Sometimes there is a combined pre- and post-capillary PH with a high wedge pressure and a high vascular resistance.

PAH

Pulmonary arterial hypertension (PAH) is classified under WHO group 1.
PAH, also known as primary pulmonary hypertension, is a form of pulmonary hypertension caused by pathological changes in the pulmonary arteries, which become thickened, stiffened, or narrowed.

As a result of this arteriopathy, the right side of the heart must work against increased pulmonary vascular resistance. Over time, this leads to right ventricular dysfunction and an inability to maintain adequate pulmonary blood flow.
PAH may be idiopathic (IPAH), heritable (HPAH), or associated with other conditions such as HIV infection, systemic sclerosis, congenital heart disease or PAH with features of venous involvement (PVOD).

These images are of a young female with idiopathic PAH.

Imaging findings 

1. Mild dilation of the main pulmonary artery
2. Mild dilation of the right ventricle.
3. Mild wall thickening of the right ventricle outflow tract (arrow).
   The left atrium has a normal size.
4. Normal lung parenchyma.

PVOD

Pulmonary veno-occlusive disease (PVOD) is a rare form of pulmonary hypertension and is also classified under WHO group 1.
It is caused by obstruction of the small pulmonary veins, leading to post-capillary pulmonary hypertension, but it can mimic pre-capillary pulmonary arterial hypertension in clinical and hemodynamic presentation.

The classic CT triad in PVOD includes:

1. Smooth interlobular septal thickening
   
2. Centrilobular ground-glass opacities
   
3. Enlarged mediastinal and hilar lymph nodes resulting from chronic lymphatic congestion and inflammation.

Partial anomalous pulmonary venous return

Partial anomalous pulmonary venous return (PAPVR) is also asseigned to WHO group 1.
In PAPVR, one or more pulmonary veins abnormally drain into the right atrium or systemic venous circulation (e.g., the superior vena cava) instead of the left atrium.

Illustration
In this case, the pulmonary veins from the left lung drain normally into the left atrium (green arrows).
However, the right upper lobe pulmonary vein is anomalous and drains into the right atrium rather than the left atrium (red arrow).
This anomalous venous return creates a left-to-right shunt, leading to volume overload of the right atrium and right ventricle.

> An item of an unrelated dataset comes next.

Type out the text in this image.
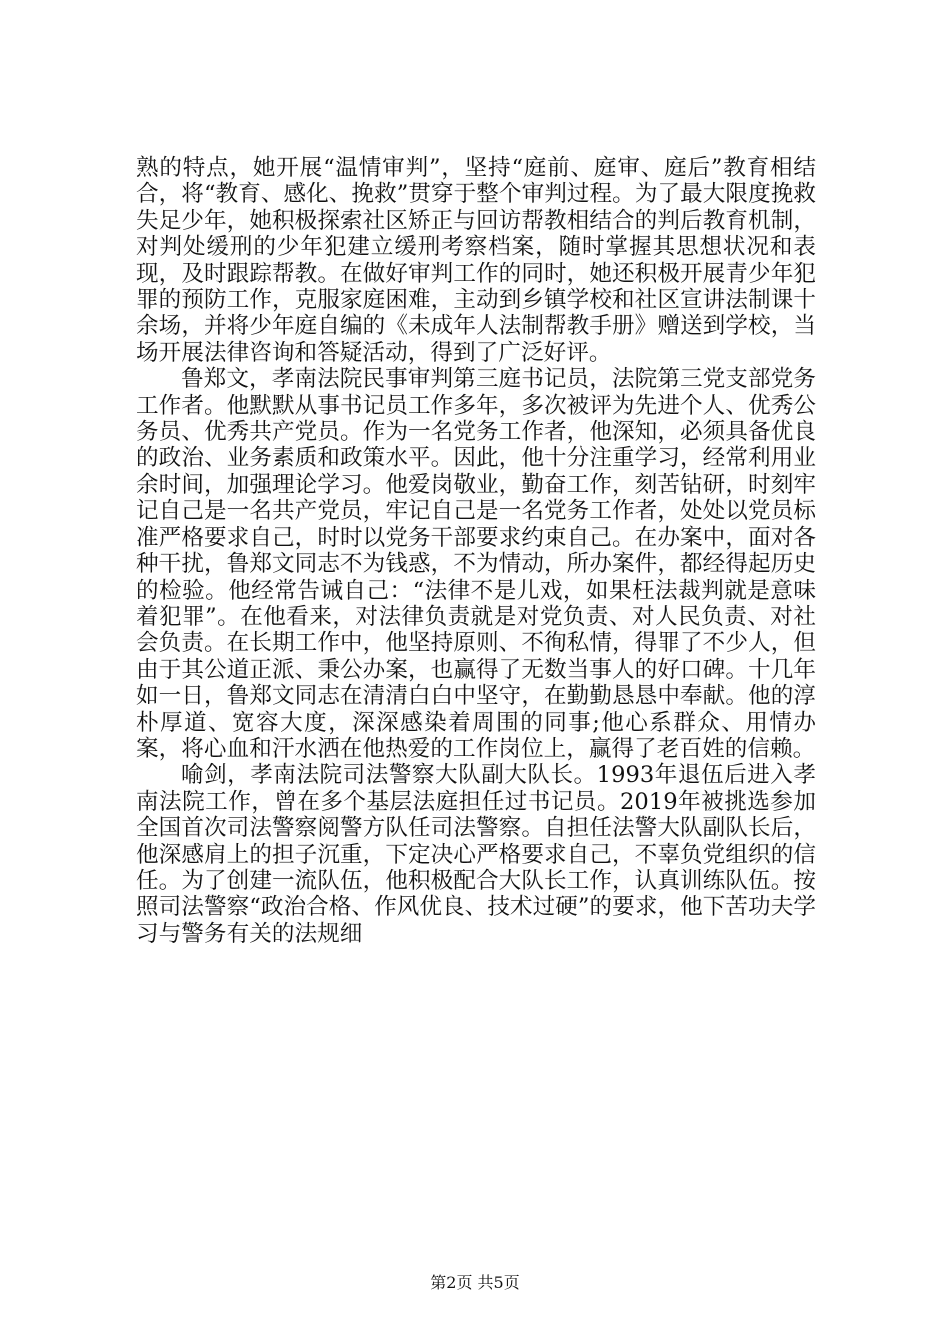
熟的特点，她开展“温情审判”，坚持“庭前、庭审、庭后”教育相结合，将“教育、感化、挽救”贯穿于整个审判过程。为了最大限度挽救失足少年，她积极探索社区矫正与回访帮教相结合的判后教育机制，对判处缓刑的少年犯建立缓刑考察档案，随时掌握其思想状况和表现，及时跟踪帮教。在做好审判工作的同时，她还积极开展青少年犯罪的预防工作，克服家庭困难，主动到乡镇学校和社区宣讲法制课十余场，并将少年庭自编的《未成年人法制帮教手册》赠送到学校，当场开展法律咨询和答疑活动，得到了广泛好评。

鲁郑文，孝南法院民事审判第三庭书记员，法院第三党支部党务工作者。他默默从事书记员工作多年，多次被评为先进个人、优秀公务员、优秀共产党员。作为一名党务工作者，他深知，必须具备优良的政治、业务素质和政策水平。因此，他十分注重学习，经常利用业余时间，加强理论学习。他爱岗敬业，勤奋工作，刻苦钻研，时刻牢记自己是一名共产党员，牢记自己是一名党务工作者，处处以党员标准严格要求自己，时时以党务干部要求约束自己。在办案中，面对各种干扰，鲁郑文同志不为钱惑，不为情动，所办案件，都经得起历史的检验。他经常告诫自己：“法律不是儿戏，如果枉法裁判就是意味着犯罪”。在他看来，对法律负责就是对党负责、对人民负责、对社会负责。在长期工作中，他坚持原则、不徇私情，得罪了不少人，但由于其公道正派、秉公办案，也赢得了无数当事人的好口碑。十几年如一日，鲁郑文同志在清清白白中坚守，在勤勤恳恳中奉献。他的淳朴厚道、宽容大度，深深感染着周围的同事;他心系群众、用情办案，将心血和汗水洒在他热爱的工作岗位上，赢得了老百姓的信赖。

喻剑，孝南法院司法警察大队副大队长。1993年退伍后进入孝南法院工作，曾在多个基层法庭担任过书记员。2019年被挑选参加全国首次司法警察阅警方队任司法警察。自担任法警大队副队长后，他深感肩上的担子沉重，下定决心严格要求自己，不辜负党组织的信任。为了创建一流队伍，他积极配合大队长工作，认真训练队伍。按照司法警察“政治合格、作风优良、技术过硬”的要求，他下苦功夫学习与警务有关的法规细

第2页 共5页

Chronic pulmonary overcirculation from this shunt results in endothelial injury, smooth muscle hypertrophy, and vascular fibrosis, ultimately leading to elevated pulmonary vascular resistance (PVR) and the development of pulmonary hypertension (PH).

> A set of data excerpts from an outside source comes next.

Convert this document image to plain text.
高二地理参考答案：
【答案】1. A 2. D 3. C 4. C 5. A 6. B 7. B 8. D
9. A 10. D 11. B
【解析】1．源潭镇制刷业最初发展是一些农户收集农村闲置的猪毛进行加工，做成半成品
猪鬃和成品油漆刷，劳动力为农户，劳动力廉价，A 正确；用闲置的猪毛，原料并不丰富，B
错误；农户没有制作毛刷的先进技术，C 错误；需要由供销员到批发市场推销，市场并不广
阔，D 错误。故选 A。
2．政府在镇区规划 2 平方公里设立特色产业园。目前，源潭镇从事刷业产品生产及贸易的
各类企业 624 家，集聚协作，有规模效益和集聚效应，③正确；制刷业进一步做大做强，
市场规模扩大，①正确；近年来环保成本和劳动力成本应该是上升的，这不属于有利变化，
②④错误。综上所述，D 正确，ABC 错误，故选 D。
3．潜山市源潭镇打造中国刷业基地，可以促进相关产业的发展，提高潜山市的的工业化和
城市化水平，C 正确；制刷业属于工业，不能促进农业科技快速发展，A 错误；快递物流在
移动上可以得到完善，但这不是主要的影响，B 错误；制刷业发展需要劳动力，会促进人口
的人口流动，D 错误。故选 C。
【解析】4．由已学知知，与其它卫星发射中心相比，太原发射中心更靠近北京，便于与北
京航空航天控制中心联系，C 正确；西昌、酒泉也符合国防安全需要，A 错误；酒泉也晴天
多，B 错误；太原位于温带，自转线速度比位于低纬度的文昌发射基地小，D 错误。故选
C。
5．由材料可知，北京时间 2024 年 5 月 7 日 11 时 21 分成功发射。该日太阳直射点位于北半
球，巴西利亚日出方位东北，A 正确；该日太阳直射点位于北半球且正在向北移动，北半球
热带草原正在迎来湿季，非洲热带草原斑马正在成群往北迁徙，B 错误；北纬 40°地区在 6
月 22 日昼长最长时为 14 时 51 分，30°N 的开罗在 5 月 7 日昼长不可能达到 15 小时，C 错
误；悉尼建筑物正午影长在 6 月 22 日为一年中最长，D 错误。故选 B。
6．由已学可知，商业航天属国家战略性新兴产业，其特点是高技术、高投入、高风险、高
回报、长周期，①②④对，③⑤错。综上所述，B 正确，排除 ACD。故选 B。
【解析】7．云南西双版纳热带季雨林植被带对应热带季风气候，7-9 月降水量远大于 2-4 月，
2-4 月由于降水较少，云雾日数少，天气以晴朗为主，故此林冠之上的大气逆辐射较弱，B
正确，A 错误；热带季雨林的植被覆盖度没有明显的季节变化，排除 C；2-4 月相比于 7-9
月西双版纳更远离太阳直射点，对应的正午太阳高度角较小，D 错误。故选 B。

These images are of a patient with pulmonary hypertension secondary to partial anomalous pulmonary venous return (PAPVR).

Imaging Findings
The right lower lobe pulmonary veins are not connected to the left atrium (LA) but instead drain into the superior vena cava (arrows).
Note the bilateral dilation of the pulmonary arteries, consistent with elevated pulmonary arterial pressure.

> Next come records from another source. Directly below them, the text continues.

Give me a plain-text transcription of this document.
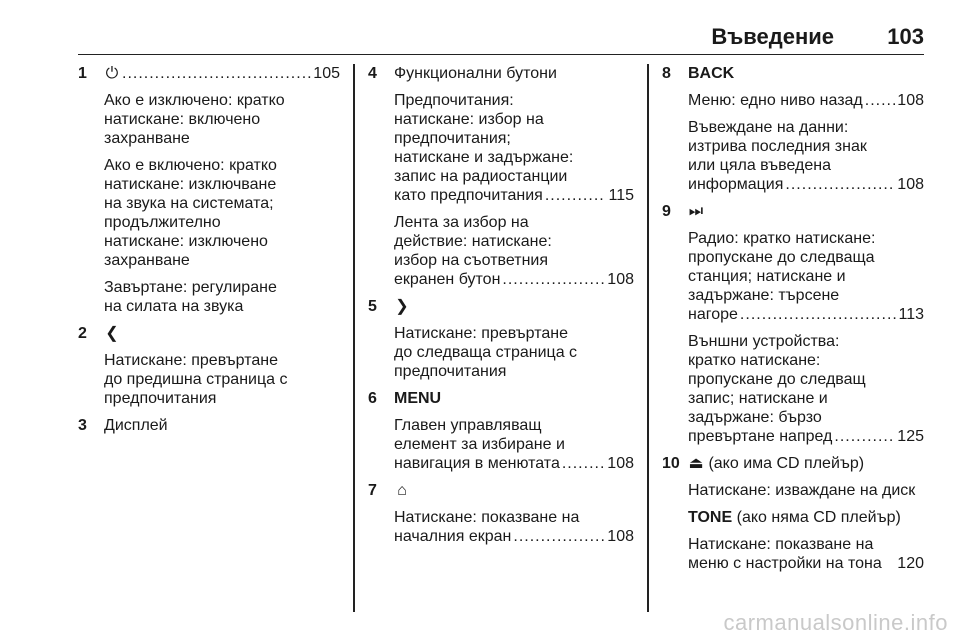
Въведение 103
1	⏻ .....	105
Ако е изключено: кратко
натискане: включено
захранване
Ако е включено: кратко
натискане: изключване
на звука на системата;
продължително
натискане: изключено
захранване
Завъртане: регулиране
на силата на звука
2	❮
Натискане: превъртане
до предишна страница с
предпочитания
3	Дисплей
4	Функционални бутони
Предпочитания:
натискане: избор на
предпочитания;
натискане и задържане:
запис на радиостанции
като предпочитания .....	115
Лента за избор на
действие: натискане:
избор на съответния
екранен бутон .....	108
5	❯
Натискане: превъртане
до следваща страница с
предпочитания
6	MENU
Главен управляващ
елемент за избиране и
навигация в менютата .....	108
7	⌂
Натискане: показване на
началния екран .....	108
8	BACK
Меню: едно ниво назад ..... 108
Въвеждане на данни:
изтрива последния знак
или цяла въведена
информация .....	108
9	⏭
Радио: кратко натискане:
пропускане до следваща
станция; натискане и
задържане: търсене
нагоре .....	113
Външни устройства:
кратко натискане:
пропускане до следващ
запис; натискане и
задържане: бързо
превъртане напред .....	125
10 ⏏ (ако има CD плейър)
Натискане: изваждане на диск
TONE (ако няма CD плейър)
Натискане: показване на
меню с настройки на тона 120
carmanualsonline.info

Pulmonary hypertension due to left heart disease  is asseigned to WHO group 2.
It occurs when the left heart is unable to effectively accommodate or eject the blood returning from the lungs.
This results in a backward transmission of pressure into the pulmonary circulation, leading to elevated pulmonary venous and arterial pressures.

It may result from:

• Systolic dysfunction (i.e., impaired left ventricular contraction)
• Diastolic dysfunction (i.e., reduced ventricular compliance due to myocardial or pericardial stiffness)
• Severe valvular disease, particularly mitral or aortic valve pathology.

Given the high prevalence of cardiac disease, this is the most common form of pulmonary hypertension.

Partial anomalous pulmonary venous return (PAPVR)

In partial anomalous pulmonary venous return (PAPVR), one or more pulmonary veins abnormally drain into the right atrium or systemic venous circulation (e.g., the superior vena cava) instead of the left atrium.

Illustration
In this case, the pulmonary veins from the left lung drain normally into the left atrium (green arrows).
However, the right upper lobe pulmonary vein is anomalous and drains into the right atrium rather than the left atrium (red arrow).
This anomalous venous return creates a left-to-right shunt, leading to volume overload of the right atrium and right ventricle.

Chronic pulmonary overcirculation from this shunt results in endothelial injury, smooth muscle hypertrophy, and vascular fibrosis, ultimately leading to elevated pulmonary vascular resistance (PVR) and the development of pulmonary hypertension (PH).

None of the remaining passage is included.